WASHINGTON — (AP) — Across the United States, parents are scrambling to find formula milk because supply disruptions and a massive safety recall have swept many big-name brands from store shelves.
Months of one-off shortages at pharmacies and supermarkets have been exacerbated by the recall at Abbott, which was forced to close its largest U.S. formula manufacturing plant in February due to contamination concerns.
On Monday, White House press secretary Jenn Psaki said the Food and Drug Administration was “working around the clock to address potential shortages” and would try to expedite imports of foreign infant formula to increase supply.
For now, pediatricians and healthcare workers are urging parents who can’t find formula to contact food banks or doctors’ offices. They caution against diluting the formula to stretch supplies or using DIY recipes online.
“For babies who aren’t breastfed, it’s the only thing they eat,” said Dr Steven Abrams, of the University of Texas, Austin. “So it has to have all their nutrition and, furthermore, it has to be properly prepared so that it’s safe for the smallest infants.
Laura Stewart, a 52-year-old mother of three who lives just north of Springfield, Mo., has struggled for weeks to find formula for her 10-month-old daughter, Riley.
Riley normally gets a brand of Similac from Abbott designed for children with sensitive stomachs. Last month, she instead used four different brands.
“She spits more. She’s just grumpier. She’s usually a very happy girl,” Stewart said. “When she’s got the formula right, she doesn’t regurgitate. She’s perfectly fine.”
A small box costs $17 to $18 and lasts three to five days, Stewart said.
Like many Americans, Stewart relies on WIC — a federal food stamp-like program that serves mothers and children — to provide her daughter with formula. Abbott’s recall wiped out many WIC-covered brands, although the program now allows substitutions.
Trying to keep the formula in stock, retailers including CVS and Walgreens began limiting purchases to three containers per customer.
Nationwide, about 40% of major retail stores are out of stock, up from 31% in mid-April, according to Datasembly, a data analytics firm. More than half of US states are experiencing stock-out rates between 40% and 50%, according to the firm, which collects data from 11,000 locations.
Infant formula is particularly vulnerable to disruption, as only a handful of companies account for nearly all of the US supply.
Industry executives say the constraints began last year when the COVID-19 pandemic led to disruptions in ingredients, labor and transportation. Supplies have been further reduced by parents who have stocked up during the closures.
Then, in February, Abbott recalled several major brands and closed its plant in Sturgis, Michigan, when federal officials concluded that four babies suffered from bacterial infections after consuming formula from the facility. Two of the infants died.
When FDA inspectors visited the plant in March, they found lax safety protocols and traces of bacteria on several surfaces. However, none of the bacterial strains matched those taken from infants, and the FDA did not provide an explanation of how the contamination occurred.

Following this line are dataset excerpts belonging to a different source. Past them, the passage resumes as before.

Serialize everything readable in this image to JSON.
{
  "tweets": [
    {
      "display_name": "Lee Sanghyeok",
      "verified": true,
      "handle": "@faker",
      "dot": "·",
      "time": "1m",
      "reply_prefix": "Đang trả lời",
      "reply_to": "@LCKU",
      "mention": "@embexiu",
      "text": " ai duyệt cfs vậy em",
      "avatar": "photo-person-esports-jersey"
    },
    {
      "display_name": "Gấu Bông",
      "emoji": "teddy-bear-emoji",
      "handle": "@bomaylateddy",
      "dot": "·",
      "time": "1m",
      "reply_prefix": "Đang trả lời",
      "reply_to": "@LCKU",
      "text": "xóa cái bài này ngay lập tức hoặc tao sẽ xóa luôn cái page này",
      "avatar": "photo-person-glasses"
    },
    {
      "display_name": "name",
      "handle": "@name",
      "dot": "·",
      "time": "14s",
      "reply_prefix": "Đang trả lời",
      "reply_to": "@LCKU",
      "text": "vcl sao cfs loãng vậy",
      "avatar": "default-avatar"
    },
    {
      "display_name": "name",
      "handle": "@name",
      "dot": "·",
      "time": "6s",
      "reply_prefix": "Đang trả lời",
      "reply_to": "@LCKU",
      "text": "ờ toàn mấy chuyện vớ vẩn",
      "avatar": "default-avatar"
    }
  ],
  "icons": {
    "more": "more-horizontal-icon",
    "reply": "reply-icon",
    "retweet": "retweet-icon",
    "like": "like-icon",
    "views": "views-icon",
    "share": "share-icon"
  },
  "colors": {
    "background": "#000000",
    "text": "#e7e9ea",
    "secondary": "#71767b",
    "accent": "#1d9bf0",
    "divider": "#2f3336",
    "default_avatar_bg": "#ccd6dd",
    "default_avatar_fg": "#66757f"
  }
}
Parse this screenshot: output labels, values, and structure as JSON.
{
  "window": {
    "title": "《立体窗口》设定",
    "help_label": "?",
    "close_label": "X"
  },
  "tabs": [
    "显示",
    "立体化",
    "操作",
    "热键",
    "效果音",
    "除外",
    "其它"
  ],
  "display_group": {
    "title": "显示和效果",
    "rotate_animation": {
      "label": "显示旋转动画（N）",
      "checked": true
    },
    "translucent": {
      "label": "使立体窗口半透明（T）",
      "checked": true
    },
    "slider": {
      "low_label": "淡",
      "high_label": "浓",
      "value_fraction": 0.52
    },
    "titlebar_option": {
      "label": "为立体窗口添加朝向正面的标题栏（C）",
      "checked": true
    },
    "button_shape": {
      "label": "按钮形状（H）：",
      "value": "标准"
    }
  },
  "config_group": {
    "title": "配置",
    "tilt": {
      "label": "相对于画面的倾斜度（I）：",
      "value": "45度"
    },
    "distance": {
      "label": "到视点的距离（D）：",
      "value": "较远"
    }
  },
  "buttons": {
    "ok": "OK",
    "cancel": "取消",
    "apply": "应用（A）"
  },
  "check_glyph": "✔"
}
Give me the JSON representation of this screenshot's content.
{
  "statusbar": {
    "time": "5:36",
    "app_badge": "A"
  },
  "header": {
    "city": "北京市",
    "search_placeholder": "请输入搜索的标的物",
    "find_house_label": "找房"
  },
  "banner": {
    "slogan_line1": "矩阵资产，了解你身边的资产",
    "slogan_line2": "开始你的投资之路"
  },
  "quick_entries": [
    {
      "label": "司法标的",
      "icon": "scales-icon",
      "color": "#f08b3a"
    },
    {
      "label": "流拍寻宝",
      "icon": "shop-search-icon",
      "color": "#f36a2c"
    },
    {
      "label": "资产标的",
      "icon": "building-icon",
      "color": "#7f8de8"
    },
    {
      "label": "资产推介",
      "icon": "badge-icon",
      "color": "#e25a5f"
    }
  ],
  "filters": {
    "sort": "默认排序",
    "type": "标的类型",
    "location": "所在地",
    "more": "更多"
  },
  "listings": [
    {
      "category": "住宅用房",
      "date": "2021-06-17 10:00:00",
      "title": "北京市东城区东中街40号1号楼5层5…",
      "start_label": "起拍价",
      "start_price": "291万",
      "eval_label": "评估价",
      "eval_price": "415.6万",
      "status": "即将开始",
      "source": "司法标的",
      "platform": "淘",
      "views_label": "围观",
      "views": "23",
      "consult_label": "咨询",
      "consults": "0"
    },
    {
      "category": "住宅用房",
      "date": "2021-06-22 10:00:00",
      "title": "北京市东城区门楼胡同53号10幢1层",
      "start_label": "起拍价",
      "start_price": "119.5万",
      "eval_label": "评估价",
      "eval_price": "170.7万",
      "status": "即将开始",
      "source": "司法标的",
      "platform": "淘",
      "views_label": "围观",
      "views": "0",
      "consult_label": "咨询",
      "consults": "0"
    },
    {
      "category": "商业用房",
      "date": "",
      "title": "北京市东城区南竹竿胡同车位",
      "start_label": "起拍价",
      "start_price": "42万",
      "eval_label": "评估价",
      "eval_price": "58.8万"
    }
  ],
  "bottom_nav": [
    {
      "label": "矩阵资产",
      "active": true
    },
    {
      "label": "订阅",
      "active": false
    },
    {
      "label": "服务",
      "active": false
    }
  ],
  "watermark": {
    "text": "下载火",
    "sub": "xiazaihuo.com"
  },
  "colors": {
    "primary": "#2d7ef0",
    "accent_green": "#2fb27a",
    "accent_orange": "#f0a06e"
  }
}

For its part, Abbott says its formula “is not likely the source of the infection,” although the FDA says its investigation is ongoing.
Shortages are especially dangerous for infants who need special formulas due to food allergies, digestive problems and other conditions.
“Unfortunately, many of these very specialized formulas are only made in the United States at the recalling plant, and this has caused a huge problem for a relatively small number of infants,” Abrams said.
After hearing parental concerns, the FDA said last month that Abbott may begin releasing certain specialty formulas unaffected by recalls “on a case-by-case basis.” The company provides them free of charge, in coordination with doctors and hospitals. .
Food safety advocates say the FDA made the right choice in releasing the formula, but parents should talk to their pediatricians before using it.
“There is still some risk with the formula because we know there are issues at the plant and the FDA has not identified a root cause,” said Sarah Sorscher of the Center for Science in the Public Interest. “But it’s worth releasing because those infants could die without it.”
It’s unclear when the Abbott plant could reopen.
An FDA spokeswoman said the company was still working “to rectify the findings related to processes, procedures, and conditions.” The agency is also working with other manufacturers to consider options for increasing production.
Industry professionals say it will be difficult to increase supply quickly, as the FDA requires extensive testing, labeling and inspections.
“It’s a long and rigorous process to bring new manufacturers to this country,” said Ron Belldegrun, co-founder of ByHeart, a New York-based formula maker that recently launched its first product after four years of development. .
Hollingsworth reported from Kansas City, Missouri.